The secrets of Nature often play like an iridescence on the surface, and escape the eye of her worshipper because it is stopped with a microscope. There are mysteries all about us as omnipresent as the movement of the air that lifts the smoke and stirs the leaves, which I cannot find that any philosopher has looked into. Often and deeply have I been impressed with this. For example, there is scarcely, in this world, a commoner or a humbler thing than a tail, yet how multifarious is it in aspect, in construction, and in function, a hundred different things and yet one. Some are of feathers and some of hair, and some bare and skinny; some are long and some are short, some stick up and some hang down, some wag for ever and some are still; the uses that they serve cannot be numbered, but one name covers them all. In the course of evolution they came in with the fishes and went out with man. What was their purpose and mission? What place have they filled in the scheme of things? In short, what is the true inwardness of a tail?

If we try to commence—as scientific method requires—with a definition, we stumble on a key, at the very threshold, which opens the door. For there is no definition of a tail; it is not, in its nature, anything at all. When an animal's fore-legs are fitted on to its backbone at the proper distance from the hind-legs, if any of the backbone remains over, we call it a tail. But it has no purpose; it is a mere surplus, which a tailor (the pun is unavoidable) would have trimmed off. And, lo! in this very negativeness lies the whole secret of the multifarious positiveness of tails. For the absence of special purpose is the chance of general usefulness. The ear must fulfil its purpose or fail entirely, for it can do nothing else. Eyes, nose and mouth, hands and feet, all have their duties; the tail is the unemployed. And if we allow that life has had any hand in the shaping of its own destiny, then the ingenuity of the devices for turning the useless member to account affords one of the most exhilarating subjects of contemplation in the whole panorama of Nature. The fishes fitted it up at once as a twin-propeller, with results so satisfactory that the whale and the porpoise, coming long after, adopted the invention. And be it noted that these last and their kin are now the only ocean-going mammals in the world. The whole tribe of paddle-steamers, such as seals and walruses and dugongs, are only coasters.

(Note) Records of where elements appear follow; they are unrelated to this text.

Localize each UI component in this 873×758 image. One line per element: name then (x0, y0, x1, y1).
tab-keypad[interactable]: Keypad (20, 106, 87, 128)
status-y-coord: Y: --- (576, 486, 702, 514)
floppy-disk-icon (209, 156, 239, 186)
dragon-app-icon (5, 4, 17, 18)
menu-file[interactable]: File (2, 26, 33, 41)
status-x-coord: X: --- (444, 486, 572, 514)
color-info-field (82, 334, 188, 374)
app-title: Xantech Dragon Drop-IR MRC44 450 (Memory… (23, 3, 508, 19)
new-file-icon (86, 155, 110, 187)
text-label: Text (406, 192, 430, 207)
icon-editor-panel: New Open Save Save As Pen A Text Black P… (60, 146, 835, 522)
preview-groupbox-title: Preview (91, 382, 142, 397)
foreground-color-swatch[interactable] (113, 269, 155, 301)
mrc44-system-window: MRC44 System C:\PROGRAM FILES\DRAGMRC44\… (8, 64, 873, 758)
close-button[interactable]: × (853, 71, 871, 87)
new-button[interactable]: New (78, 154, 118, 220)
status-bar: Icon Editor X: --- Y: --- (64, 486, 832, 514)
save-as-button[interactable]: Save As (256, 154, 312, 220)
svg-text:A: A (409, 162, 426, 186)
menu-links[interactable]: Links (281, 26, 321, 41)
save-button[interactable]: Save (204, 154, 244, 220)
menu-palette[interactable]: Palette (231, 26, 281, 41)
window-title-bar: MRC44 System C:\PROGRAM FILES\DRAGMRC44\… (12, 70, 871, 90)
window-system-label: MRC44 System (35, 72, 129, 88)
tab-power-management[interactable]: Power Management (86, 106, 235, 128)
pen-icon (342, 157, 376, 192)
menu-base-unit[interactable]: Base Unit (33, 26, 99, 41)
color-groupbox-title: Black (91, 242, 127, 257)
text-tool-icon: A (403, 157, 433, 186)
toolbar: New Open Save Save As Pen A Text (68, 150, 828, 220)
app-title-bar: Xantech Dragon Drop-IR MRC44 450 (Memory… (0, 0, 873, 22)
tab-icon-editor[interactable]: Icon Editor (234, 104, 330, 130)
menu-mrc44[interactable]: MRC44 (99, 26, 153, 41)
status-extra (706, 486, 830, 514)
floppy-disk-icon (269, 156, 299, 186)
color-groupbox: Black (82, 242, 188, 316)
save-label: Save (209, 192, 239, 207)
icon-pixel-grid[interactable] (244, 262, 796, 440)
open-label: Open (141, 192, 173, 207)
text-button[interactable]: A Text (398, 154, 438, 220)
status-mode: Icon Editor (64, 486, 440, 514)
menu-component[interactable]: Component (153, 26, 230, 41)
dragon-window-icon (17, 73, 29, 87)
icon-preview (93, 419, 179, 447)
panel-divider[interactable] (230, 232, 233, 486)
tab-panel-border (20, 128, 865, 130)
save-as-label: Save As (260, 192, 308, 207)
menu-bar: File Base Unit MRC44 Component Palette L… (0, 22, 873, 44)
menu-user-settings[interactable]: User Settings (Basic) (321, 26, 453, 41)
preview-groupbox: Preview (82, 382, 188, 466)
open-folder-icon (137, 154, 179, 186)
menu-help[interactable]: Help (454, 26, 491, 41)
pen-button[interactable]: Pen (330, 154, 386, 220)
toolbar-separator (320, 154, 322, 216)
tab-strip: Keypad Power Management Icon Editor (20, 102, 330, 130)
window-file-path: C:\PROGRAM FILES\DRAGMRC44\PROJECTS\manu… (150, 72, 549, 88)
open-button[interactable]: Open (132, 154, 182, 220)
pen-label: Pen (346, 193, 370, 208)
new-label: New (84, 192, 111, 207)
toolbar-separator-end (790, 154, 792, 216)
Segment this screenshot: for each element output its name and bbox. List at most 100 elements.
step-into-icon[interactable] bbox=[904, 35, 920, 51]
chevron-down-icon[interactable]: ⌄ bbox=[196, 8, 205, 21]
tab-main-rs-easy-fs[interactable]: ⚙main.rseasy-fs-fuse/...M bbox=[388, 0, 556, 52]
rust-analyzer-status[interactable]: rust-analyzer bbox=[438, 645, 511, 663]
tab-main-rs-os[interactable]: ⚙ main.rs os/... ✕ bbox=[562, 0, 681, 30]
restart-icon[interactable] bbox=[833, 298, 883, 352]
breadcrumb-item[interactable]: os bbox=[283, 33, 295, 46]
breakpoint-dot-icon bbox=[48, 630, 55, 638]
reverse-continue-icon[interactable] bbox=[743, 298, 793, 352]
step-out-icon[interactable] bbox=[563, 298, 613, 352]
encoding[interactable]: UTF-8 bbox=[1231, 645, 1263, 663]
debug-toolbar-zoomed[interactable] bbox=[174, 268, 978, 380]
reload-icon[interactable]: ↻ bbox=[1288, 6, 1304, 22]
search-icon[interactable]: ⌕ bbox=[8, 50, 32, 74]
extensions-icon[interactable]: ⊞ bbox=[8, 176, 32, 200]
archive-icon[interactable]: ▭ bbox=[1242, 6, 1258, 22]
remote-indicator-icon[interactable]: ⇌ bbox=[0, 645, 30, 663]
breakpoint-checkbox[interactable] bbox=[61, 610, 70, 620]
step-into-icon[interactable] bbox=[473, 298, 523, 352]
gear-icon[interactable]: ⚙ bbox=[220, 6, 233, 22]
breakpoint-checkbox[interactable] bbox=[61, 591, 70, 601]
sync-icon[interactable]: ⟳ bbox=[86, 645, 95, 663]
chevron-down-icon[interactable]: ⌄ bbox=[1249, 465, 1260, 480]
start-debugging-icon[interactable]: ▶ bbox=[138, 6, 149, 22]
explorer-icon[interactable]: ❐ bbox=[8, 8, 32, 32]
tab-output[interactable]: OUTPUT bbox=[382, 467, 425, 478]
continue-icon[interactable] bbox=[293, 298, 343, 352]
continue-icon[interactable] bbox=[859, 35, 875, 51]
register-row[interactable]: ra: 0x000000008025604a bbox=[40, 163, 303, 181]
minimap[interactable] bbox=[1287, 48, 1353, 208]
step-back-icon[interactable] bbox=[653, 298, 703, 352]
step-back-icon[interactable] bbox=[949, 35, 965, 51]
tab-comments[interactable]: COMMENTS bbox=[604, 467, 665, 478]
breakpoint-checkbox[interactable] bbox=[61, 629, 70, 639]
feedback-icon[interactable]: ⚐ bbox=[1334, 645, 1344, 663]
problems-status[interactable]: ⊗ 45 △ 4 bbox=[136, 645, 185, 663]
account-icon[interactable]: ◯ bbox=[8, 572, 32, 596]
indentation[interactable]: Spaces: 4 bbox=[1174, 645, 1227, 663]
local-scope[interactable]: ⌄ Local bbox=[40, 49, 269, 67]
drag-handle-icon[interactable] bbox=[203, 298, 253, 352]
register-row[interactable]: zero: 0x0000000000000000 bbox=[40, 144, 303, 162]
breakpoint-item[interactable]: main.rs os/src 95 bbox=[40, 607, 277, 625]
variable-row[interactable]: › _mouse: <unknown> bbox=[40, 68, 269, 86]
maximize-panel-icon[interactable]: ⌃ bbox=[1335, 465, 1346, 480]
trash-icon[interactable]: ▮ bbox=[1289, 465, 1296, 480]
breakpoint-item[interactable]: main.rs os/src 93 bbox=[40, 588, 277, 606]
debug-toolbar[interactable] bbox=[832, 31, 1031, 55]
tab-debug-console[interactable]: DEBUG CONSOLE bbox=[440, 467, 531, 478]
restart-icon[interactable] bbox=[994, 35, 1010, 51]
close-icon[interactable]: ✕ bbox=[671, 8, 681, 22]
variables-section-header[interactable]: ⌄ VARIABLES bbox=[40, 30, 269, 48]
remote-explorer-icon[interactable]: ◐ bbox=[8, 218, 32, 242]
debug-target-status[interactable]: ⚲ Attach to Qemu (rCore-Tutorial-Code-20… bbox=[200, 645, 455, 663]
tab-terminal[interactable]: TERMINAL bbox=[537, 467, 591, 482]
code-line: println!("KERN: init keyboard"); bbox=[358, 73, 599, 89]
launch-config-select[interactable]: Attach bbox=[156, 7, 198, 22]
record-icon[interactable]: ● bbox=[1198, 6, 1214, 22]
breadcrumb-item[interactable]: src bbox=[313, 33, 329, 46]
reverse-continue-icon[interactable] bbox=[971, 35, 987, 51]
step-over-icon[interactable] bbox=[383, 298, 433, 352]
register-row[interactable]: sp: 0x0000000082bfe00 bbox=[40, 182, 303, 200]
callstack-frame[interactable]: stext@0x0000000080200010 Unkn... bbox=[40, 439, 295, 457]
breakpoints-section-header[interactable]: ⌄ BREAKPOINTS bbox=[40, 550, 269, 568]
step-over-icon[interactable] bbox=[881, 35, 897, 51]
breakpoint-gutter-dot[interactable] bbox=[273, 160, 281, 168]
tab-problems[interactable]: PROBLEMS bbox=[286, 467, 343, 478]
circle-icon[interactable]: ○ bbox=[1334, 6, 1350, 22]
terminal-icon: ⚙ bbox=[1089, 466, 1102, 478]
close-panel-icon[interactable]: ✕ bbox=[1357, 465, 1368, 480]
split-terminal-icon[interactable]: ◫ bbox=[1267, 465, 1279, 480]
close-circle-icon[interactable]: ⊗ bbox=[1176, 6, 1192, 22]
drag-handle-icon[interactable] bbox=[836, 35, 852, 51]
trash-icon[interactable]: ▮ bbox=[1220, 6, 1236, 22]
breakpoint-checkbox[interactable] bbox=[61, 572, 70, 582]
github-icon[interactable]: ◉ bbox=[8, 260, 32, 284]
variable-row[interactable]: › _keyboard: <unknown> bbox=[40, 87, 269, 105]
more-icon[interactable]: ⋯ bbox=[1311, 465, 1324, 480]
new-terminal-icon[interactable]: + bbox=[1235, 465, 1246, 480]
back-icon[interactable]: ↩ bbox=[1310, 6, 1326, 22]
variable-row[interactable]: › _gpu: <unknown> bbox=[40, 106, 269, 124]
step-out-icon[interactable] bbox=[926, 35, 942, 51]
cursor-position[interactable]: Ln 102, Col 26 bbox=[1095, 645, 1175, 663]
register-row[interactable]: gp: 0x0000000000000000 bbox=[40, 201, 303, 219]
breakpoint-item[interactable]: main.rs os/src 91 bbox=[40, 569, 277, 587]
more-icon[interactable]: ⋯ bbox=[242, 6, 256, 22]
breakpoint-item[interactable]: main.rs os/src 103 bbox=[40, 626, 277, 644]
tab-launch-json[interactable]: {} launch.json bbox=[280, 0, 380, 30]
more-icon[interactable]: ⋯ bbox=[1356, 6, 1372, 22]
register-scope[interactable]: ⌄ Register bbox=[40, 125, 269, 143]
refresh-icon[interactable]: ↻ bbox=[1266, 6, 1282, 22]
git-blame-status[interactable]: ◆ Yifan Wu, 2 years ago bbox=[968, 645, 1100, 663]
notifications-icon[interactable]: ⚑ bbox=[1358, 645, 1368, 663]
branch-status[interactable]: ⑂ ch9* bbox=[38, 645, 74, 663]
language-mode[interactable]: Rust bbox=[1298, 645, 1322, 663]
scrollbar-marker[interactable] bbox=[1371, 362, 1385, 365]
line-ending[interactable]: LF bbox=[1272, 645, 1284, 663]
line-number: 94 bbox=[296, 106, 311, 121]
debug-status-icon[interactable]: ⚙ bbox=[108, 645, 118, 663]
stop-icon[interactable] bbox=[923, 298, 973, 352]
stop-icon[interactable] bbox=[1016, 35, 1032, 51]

Among those beasts that would live on the dry land, the primitive kangaroo could think of nothing better to do with his tail than to make a stool of it. It was a simple thought, but a happy one. Sitting up like a gentleman, he has his hands free to scratch his ribs or twitch his moustache. And when he goes he needs not to put them to the ground, for his great tail so nearly equals the weight of his body that one pair of legs keeps the balance even. And so the kangaroo, almost the lowest of beasts, comes closer to man in his postures than any other. The squirrel also sits up and uses his forepaws for hands, but the squirrel is a sybarite who lies abed in cold weather, and it is every way characteristic of him that he has sent his tail to the furrier and had it done up into a boa, or comforter, at once warm and becoming. See, too, how daintily he lifts it over his back to keep it clean. The rat is a near relation of the squirrel zoologically, but personally he is a gutter-snipe, and you may know that by one look at the tail which he drags after him like a dirty rope. Others of the same family, cleaner, though not more ingenious, like the guinea-pig, have simply dispensed with the encumbrance; but the rabbit has kept enough to make a white cockade, which it hoists when bolting from danger. This is for the guidance of the youngsters. Nearly every kind of deer and antelope carries the same signal, with which, when fleeing through dusky woods, the leader shows the way to the herd and the doe to her fawn.

But of beasts that graze and browse, a large number have turned their tails rather to a use which throws a pathetic light on misery of which we have little experience. We do, indeed, growl at the gnats of a summer evening and think ourselves very ill-used. How little do we know or think of the unintermitted and unabated torment that the most harmless classes of beasts suffer from the bands of beggars which follow them night and day, demanding blood, and will take no refusal. Driven from the brow they settle on the neck, shaken from the neck they dive between the legs, and but for that far-reaching whisk at the end of the tail, they would found a permanent colony on the flanks and defy ejection, like the raiders of Vatersay. Darwin argues that the tail-brush may have materially helped to secure the survival of those species of beasts that possessed it, and no doubt he is right.

The subject is interminable, but we must give a passing glance to some quixotic tails. The opossum scampers up a tree, carrying all her numerous family on her back, and they do not fall off because each infant is securely moored by its own tail to the uplifted tail of its mother. The opossum is a very primitive beast, and so early and useful an invention should, one would think, have been spread widely in after time; but there appears to be some difficulty in developing muscles at the thin end of a long tail, for the animals that have turned it into a grasping organ are few and are widely scattered. Examples are the chameleon among lizards, our own little harvest mouse, and, pre-eminent above all, the American monkeys. To a howler, or spider-monkey, its long tail is a swing and a trapeze in its forest gymnasium. Humboldt saw (he says it) a cluster of them all hanging from a tree by one tail, which proceeded from a Sandow in the middle. I should like to see that too. It is worth noting, by the way, that no old-world monkey has attained to this application of its tail.